If any doubts remained about President Hugo Chavez’s plans for Venezuela’s destiny, they have been erased by his decree to “rescue” unproductive lands and assign them to “groups of the population” and “organized communities” from rural areas. Private property is history, so Chavez is proceeding to strengthen the failed agrarian reforms of socialist Venezuelan governments from the 1960s, ’70s and ’80s, renaming them the “agrarian revolution.”

The new Land Law authorizes the government to expropriate land that bureaucrats consider underutilized and to do the same in those cases in which the government discovers an error in a title of land. Venezuelans already know the modus operandi of Chavez’s bureaucracy. In trying to obtain a birth certificate, an identification card, a passport, a certified copy of any legal document and even in registering the elderly to receive pensions, each “mistake” represents a potential source of income for each official, and at the same time, a delay of several months for each citizen’s request.

It is not a coincidence that the cattle ranch El Charcote has been chosen as the first victim in the declared war against large estates because of its extension of 13,000 hectares and its ownership.

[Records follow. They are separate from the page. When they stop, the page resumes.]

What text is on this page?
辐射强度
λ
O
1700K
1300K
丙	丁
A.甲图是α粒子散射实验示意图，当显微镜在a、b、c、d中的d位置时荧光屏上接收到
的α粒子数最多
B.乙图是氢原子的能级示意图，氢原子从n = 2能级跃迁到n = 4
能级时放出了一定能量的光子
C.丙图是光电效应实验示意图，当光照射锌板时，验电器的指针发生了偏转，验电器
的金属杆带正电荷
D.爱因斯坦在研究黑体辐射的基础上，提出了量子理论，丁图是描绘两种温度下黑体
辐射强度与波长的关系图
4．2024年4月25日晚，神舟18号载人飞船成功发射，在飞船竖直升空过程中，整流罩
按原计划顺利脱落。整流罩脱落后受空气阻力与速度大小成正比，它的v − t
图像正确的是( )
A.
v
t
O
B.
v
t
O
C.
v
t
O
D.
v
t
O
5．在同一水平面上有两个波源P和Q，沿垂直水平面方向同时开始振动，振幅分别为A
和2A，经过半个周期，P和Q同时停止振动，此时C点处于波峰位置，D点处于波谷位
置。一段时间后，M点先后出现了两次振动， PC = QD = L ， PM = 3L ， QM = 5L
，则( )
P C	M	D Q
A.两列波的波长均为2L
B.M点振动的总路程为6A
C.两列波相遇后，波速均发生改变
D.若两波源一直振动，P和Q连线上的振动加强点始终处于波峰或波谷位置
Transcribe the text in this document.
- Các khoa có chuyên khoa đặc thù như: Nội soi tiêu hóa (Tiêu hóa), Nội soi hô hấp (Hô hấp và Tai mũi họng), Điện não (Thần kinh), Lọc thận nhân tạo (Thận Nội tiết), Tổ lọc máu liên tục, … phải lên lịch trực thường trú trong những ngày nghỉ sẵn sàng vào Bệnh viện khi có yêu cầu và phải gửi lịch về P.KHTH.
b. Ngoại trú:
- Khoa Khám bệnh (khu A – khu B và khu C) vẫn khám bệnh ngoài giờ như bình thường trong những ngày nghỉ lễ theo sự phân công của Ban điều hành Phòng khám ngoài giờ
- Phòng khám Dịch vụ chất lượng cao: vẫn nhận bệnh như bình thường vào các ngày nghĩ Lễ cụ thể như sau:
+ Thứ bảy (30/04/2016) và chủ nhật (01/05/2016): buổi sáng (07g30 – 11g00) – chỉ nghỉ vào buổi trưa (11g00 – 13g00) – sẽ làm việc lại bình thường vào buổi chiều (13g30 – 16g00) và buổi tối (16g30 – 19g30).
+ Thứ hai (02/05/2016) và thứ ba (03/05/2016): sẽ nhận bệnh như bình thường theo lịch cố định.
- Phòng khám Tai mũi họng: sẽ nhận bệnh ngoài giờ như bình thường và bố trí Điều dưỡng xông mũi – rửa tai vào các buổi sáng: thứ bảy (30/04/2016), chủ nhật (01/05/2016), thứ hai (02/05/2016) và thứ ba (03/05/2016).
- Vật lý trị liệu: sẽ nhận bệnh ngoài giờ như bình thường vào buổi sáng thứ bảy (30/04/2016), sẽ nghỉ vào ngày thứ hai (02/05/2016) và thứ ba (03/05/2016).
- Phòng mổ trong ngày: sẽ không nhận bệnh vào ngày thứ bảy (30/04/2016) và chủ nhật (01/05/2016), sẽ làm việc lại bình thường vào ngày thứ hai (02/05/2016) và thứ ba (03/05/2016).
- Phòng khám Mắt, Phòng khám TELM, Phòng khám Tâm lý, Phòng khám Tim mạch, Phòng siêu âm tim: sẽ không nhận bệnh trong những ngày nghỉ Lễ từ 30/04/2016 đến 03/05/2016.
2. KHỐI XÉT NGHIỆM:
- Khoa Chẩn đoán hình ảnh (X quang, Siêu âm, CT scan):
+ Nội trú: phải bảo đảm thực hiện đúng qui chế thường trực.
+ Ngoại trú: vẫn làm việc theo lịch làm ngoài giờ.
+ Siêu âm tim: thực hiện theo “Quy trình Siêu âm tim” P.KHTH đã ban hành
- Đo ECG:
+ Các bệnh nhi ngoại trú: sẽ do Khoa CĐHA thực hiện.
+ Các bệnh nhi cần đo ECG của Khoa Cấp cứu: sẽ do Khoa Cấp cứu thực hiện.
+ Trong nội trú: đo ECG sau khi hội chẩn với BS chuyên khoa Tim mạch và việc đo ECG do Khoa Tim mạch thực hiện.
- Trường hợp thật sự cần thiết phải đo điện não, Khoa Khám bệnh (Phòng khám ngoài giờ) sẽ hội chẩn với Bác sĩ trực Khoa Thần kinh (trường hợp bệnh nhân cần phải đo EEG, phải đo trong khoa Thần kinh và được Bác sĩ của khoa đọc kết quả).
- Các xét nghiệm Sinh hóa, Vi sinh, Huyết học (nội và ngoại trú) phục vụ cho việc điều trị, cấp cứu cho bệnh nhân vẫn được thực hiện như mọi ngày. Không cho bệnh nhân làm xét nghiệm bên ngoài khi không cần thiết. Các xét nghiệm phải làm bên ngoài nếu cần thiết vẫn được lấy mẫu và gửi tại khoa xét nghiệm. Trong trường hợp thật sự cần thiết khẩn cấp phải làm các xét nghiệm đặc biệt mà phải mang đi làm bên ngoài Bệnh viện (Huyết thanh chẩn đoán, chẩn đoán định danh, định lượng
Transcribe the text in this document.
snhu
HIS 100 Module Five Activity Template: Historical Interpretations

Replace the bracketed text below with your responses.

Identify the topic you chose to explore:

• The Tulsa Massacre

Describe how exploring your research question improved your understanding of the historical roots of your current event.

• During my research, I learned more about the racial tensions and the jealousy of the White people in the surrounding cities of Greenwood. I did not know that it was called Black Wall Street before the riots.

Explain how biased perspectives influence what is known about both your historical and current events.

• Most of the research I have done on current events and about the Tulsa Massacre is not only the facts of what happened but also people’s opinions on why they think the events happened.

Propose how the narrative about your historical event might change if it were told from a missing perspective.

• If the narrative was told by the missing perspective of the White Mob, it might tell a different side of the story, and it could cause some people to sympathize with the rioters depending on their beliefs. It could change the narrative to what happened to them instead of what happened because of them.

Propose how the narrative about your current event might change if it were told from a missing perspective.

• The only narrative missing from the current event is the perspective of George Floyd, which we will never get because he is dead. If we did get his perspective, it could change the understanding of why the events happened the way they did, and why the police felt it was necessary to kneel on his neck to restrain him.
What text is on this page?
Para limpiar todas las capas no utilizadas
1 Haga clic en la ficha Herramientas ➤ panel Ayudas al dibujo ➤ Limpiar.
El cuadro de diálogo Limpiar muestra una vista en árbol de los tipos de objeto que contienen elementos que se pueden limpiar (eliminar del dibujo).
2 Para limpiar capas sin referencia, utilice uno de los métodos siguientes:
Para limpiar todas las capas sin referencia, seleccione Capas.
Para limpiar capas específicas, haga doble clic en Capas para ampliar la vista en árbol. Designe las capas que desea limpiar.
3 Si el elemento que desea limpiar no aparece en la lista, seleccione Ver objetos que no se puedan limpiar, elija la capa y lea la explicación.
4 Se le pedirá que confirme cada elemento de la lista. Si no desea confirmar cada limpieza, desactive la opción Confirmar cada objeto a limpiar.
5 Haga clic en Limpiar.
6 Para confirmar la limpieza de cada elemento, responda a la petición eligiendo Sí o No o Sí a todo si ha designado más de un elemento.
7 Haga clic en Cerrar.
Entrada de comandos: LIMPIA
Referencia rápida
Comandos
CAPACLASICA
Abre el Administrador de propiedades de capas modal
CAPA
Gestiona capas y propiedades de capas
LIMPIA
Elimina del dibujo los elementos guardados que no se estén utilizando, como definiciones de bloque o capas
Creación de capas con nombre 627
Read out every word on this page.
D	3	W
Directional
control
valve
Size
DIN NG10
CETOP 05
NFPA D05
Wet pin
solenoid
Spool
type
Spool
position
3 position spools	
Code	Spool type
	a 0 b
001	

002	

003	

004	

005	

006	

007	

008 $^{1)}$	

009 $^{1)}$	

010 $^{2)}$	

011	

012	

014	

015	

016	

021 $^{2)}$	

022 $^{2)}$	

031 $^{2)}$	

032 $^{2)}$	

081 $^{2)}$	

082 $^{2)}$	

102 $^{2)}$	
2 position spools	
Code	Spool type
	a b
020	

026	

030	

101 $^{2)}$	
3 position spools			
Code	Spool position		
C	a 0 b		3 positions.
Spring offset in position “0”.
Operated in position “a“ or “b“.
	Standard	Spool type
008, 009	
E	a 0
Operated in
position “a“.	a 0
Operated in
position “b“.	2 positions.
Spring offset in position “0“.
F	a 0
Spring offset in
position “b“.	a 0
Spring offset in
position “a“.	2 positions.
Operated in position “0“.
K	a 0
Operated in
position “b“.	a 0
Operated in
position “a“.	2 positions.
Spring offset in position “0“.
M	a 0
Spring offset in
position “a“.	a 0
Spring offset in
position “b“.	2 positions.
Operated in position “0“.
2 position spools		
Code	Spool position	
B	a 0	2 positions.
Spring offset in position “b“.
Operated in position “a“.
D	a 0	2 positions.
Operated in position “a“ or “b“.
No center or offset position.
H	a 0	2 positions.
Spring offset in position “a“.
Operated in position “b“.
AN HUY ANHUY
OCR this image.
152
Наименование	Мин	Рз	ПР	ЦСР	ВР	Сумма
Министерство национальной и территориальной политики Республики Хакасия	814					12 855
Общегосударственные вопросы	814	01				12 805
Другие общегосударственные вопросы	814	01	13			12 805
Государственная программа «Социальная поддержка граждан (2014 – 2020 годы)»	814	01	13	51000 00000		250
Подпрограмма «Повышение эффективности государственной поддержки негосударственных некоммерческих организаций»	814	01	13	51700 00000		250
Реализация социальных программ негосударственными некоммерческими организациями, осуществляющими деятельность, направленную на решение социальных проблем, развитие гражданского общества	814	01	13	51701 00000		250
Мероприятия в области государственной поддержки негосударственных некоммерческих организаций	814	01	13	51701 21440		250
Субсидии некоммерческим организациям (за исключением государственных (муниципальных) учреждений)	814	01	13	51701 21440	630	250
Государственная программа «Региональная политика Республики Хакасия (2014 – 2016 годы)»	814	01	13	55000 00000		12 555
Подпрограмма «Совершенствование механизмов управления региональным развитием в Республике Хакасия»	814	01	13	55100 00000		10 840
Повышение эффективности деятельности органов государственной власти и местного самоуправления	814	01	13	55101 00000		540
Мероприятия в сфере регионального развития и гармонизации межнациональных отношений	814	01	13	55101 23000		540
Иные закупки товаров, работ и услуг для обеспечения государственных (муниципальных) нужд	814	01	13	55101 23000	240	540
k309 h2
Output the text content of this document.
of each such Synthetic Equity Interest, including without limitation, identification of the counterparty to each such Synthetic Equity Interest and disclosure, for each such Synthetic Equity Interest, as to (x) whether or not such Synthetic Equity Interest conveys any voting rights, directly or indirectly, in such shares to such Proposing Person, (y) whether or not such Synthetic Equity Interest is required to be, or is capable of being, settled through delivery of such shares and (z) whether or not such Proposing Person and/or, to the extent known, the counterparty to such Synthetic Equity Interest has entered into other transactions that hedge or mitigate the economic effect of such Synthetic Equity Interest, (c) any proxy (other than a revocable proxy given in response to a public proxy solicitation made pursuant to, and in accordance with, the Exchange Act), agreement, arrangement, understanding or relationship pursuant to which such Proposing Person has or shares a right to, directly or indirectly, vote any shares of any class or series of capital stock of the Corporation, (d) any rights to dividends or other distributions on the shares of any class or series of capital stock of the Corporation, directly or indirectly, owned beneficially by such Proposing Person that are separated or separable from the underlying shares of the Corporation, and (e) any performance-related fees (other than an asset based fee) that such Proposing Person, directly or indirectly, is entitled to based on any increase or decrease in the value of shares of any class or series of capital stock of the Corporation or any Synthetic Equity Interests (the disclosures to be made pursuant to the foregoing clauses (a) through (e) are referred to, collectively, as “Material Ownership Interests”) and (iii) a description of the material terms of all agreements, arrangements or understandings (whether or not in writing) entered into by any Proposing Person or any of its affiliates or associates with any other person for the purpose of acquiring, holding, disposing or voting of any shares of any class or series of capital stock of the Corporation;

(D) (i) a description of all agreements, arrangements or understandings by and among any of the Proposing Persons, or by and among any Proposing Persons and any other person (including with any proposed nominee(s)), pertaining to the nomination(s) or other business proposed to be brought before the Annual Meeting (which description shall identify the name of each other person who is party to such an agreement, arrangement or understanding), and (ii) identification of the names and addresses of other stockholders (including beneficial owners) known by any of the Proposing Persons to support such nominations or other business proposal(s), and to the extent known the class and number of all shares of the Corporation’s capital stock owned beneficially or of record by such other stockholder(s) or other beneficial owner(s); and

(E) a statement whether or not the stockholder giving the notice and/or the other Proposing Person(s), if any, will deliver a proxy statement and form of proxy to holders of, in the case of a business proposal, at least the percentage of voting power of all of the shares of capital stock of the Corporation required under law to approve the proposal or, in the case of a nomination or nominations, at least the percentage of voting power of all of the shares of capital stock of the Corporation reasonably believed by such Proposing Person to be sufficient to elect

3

Lord Vestey, a well known British businessman and good friend of Prince Charles, who has a fortune of 750 million pounds, owns the estate, and up until the ’90s also owned an estate in Australia equal in land size to the entire United Kingdom. Sam Vestey, owner of the slaughterhouses chain Dewhurst, declared to the press that his great grandfather had first acquired the property in Venezuela in 1903.

According to Chavez’s concept of property, any land extension of more than 5,000 hectares (approximately 20 square miles) is considered a “large estate.” Because of this concept, the National Guard invaded El Charcote on January 8, carrying arms, while the governor of the state of Cojedes directed the operation from a helicopter. Urged on by the Chávez administration during the past four years, peasants had invaded two thirds of that cattle ranch. They are now first in line to benefit from the piñata.

This is just the beginning, given that the president of the National Institute of Lands recently declared that there are 10 million “idle” hectares in the country.

Chavez began his mandate in 1999 with 13 ministries and since then he has added 8 new ones. His presidential cabinet now has 21 ministries, three of which were created at the beginning of January. It seems that the inflation of ministries is advancing even faster than inflation of the bolívar. None of the high officials of the current Venezuelan government distinguished themselves before for any activity besides trying to undermine the capitalist system by promoting nationalism and Marxism in schools, universities, and media outlets. The Venezuelan tragedy is that none of them have the slightest idea of how to achieve prosperity.

Chavez knows that those who do not want to live under African-like poverty will make one of the only two choices that Fidel Castro’s subjects have had during the past four decades: show unconditional loyalty to the party or emigrate to a free nation. According to surveys, the strongest support for Chavez comes from the poorest sectors of the population and the president seems to believe that the more poverty he produces, the more support he will get.